Mortgage rules will get a makeover
The regulators are also gearing up to roll out a handful of changes to various mortgage-related requirements as mandated under the Crapo bill.
One of the biggest and more complex changes will be reducing some of the reporting requirements under the Home Mortgage Disclosure Act, which the government often uses to try root out discriminatory lending.
The Crapo bill exempts more banks from having to report certain HMDA data items if they do not make as many mortgages. It also reduces some of the new data fields added by the Consumer Financial Protection Bureau under Dodd-Frank.
However, it remains unclear which of the new and old HMDA data fields would apply to the exemptions in the Crapo bill.

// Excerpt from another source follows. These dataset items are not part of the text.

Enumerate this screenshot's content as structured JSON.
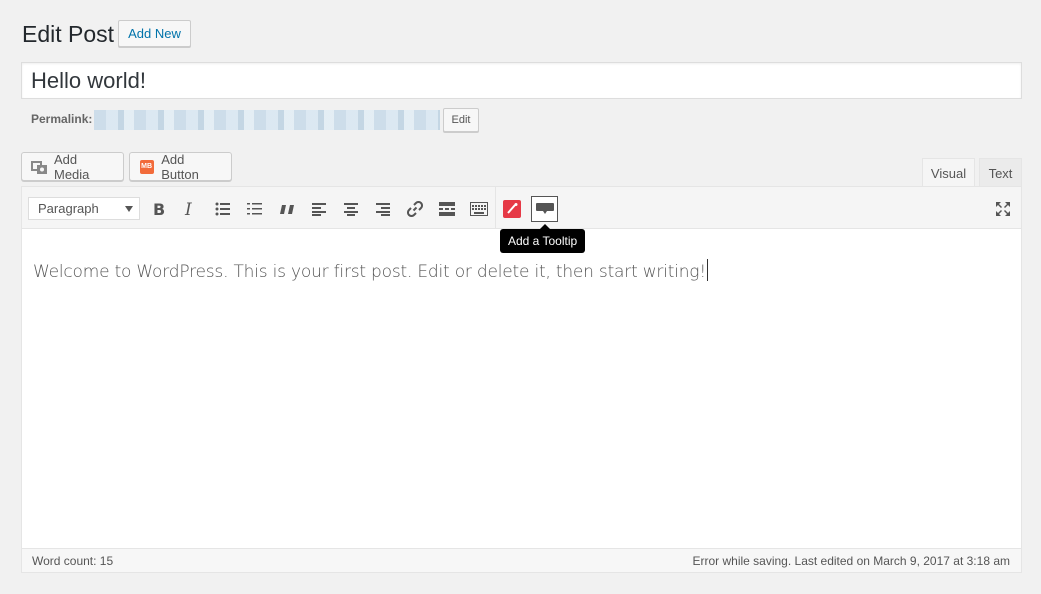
{
  "header": {
    "title": "Edit Post",
    "add_new_label": "Add New"
  },
  "post": {
    "title_value": "Hello world!",
    "permalink_label": "Permalink:",
    "permalink_edit_label": "Edit",
    "body_text": "Welcome to WordPress. This is your first post. Edit or delete it, then start writing!"
  },
  "media_buttons": {
    "add_media_label": "Add Media",
    "add_button_label": "Add Button",
    "mb_badge": "MB"
  },
  "tabs": {
    "visual_label": "Visual",
    "text_label": "Text",
    "active": "Visual"
  },
  "toolbar": {
    "format_selected": "Paragraph",
    "tooltip_text": "Add a Tooltip",
    "icons": [
      "bold-icon",
      "italic-icon",
      "bulleted-list-icon",
      "numbered-list-icon",
      "blockquote-icon",
      "align-left-icon",
      "align-center-icon",
      "align-right-icon",
      "link-icon",
      "read-more-icon",
      "toolbar-toggle-icon",
      "tooltip-plugin-icon",
      "add-tooltip-icon",
      "fullscreen-icon"
    ]
  },
  "status": {
    "word_count": "Word count: 15",
    "save_message": "Error while saving. Last edited on March 9, 2017 at 3:18 am"
  },
  "colors": {
    "link_blue": "#0073aa",
    "plugin_red": "#e63946",
    "mb_orange": "#f26b3a"
  }
}
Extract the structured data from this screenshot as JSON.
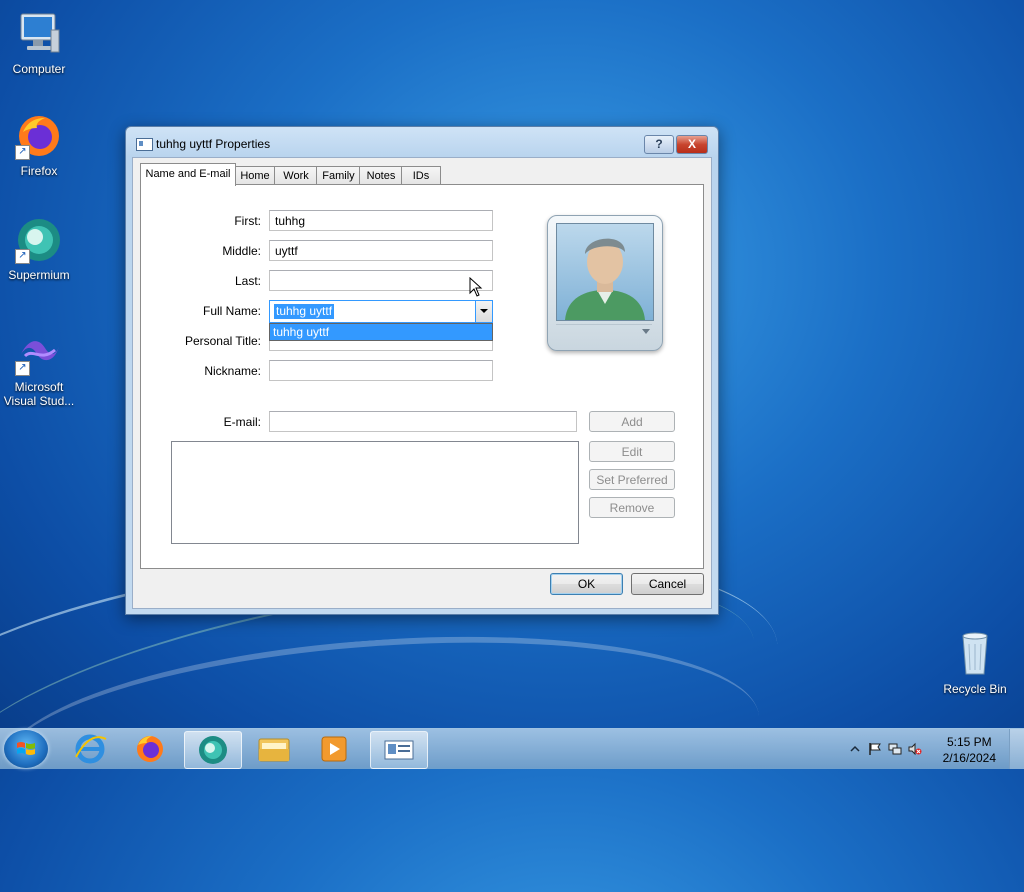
{
  "desktop": {
    "icons": [
      {
        "label": "Computer",
        "icon": "computer-icon"
      },
      {
        "label": "Firefox",
        "icon": "firefox-icon"
      },
      {
        "label": "Supermium",
        "icon": "supermium-icon"
      },
      {
        "label": "Microsoft Visual Stud...",
        "icon": "visual-studio-icon"
      },
      {
        "label": "Recycle Bin",
        "icon": "recycle-bin-icon"
      }
    ]
  },
  "dialog": {
    "title": "tuhhg uyttf Properties",
    "help_label": "?",
    "close_label": "X",
    "tabs": [
      "Name and E-mail",
      "Home",
      "Work",
      "Family",
      "Notes",
      "IDs"
    ],
    "active_tab": "Name and E-mail",
    "fields": {
      "first_label": "First:",
      "first_value": "tuhhg",
      "middle_label": "Middle:",
      "middle_value": "uyttf",
      "last_label": "Last:",
      "last_value": "",
      "full_name_label": "Full Name:",
      "full_name_value": "tuhhg uyttf",
      "full_name_options": [
        "tuhhg uyttf"
      ],
      "personal_title_label": "Personal Title:",
      "personal_title_value": "",
      "nickname_label": "Nickname:",
      "nickname_value": "",
      "email_label": "E-mail:",
      "email_value": ""
    },
    "email_buttons": {
      "add": "Add",
      "edit": "Edit",
      "set_preferred": "Set Preferred",
      "remove": "Remove"
    },
    "footer": {
      "ok": "OK",
      "cancel": "Cancel"
    }
  },
  "taskbar": {
    "items": [
      "internet-explorer-icon",
      "firefox-icon",
      "supermium-icon",
      "file-explorer-icon",
      "media-player-icon",
      "contacts-icon"
    ],
    "clock_time": "5:15 PM",
    "clock_date": "2/16/2024"
  },
  "colors": {
    "accent": "#3399ff",
    "desktop": "#1b6fc6"
  }
}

“We are going to have to wait for the CFPB to issue some rules to tell us exactly which fields have to continue to be reported and which fields do not,” Robert Storch, the chief accountant in the FDIC’s division of risk management supervision, said during their meeting.
After the changes to the Crapo bill, about 244 FDIC-insured banks will have to continue full HMDA reporting, representing about 76% of the volume of mortgages nationwide, Storch added.
The Crapo bill also set a new threshold for community banks to make a so-called qualified mortgage, which gives them a legal safe harbor. Mortgages made by banks with less than $10 billion in assets are QM so long as the bank holds the mortgage in portfolio for the life of the loan.
The FDIC estimates the change will qualify another 191 new banks for QM status in addition to the 2,300 already covered by exemptions in the current QM rule.
Reporting relief for small banks
Regulators are looking at a number of ways to reduce the call reporting requirements for community banks.
Under the Crapo bill, for banks with less than $5 billion in assets, certain quarterly reporting items only have to be included twice during the year; eligible banks can leave them out in first-quarter and third-quarter reports.
But FDIC officials recently indicated that regulators might go further.
“That is probably the biggest area where burden reduction can be achieved, but it depends on rulemaking,” Storch said during the meeting. “There is recognition that we need to consider what additional burden reduction there can be beyond just the capital [reporting] to satisfy what” the Crapo bill requires.
Volcker Rule changes
Regulators are also working on a series of rulemakings meant to simplify the Volcker Rule and give some relief to smaller banks.
Under the Crapo bill, banks with assets of $10 billion or less are exempted from the Volcker rule that was meant to restrict large banks from speculative trading. Banks seeking the exemption must also have trading assets and liabilities below 5% of their total assets.
Billingsley at the FDIC estimated more than 5,000 banks would fall under that $10 billion asset threshold.
There are other changes to the Volcker rule that Congress requires that lifts restrictions on certain funds.
The regulators had already proposed sweeping changes to the Volcker rule shortly before the Congress passed the Crapo bill. It’s unclear whether the changes under the Crapo bill will be merged with the proposal already issued by regulators or issued in a separate rulemaking.
“The regulators will not enforce the Volcker Rule in a manner inconsistent with the law, but there is currently an ongoing rulemaking,” said Boltansky. “The prudential regulators are already overburdened with a lengthy agenda and we continue to believe that many — if not all — of these rulemaking efforts will bleed into 2019.”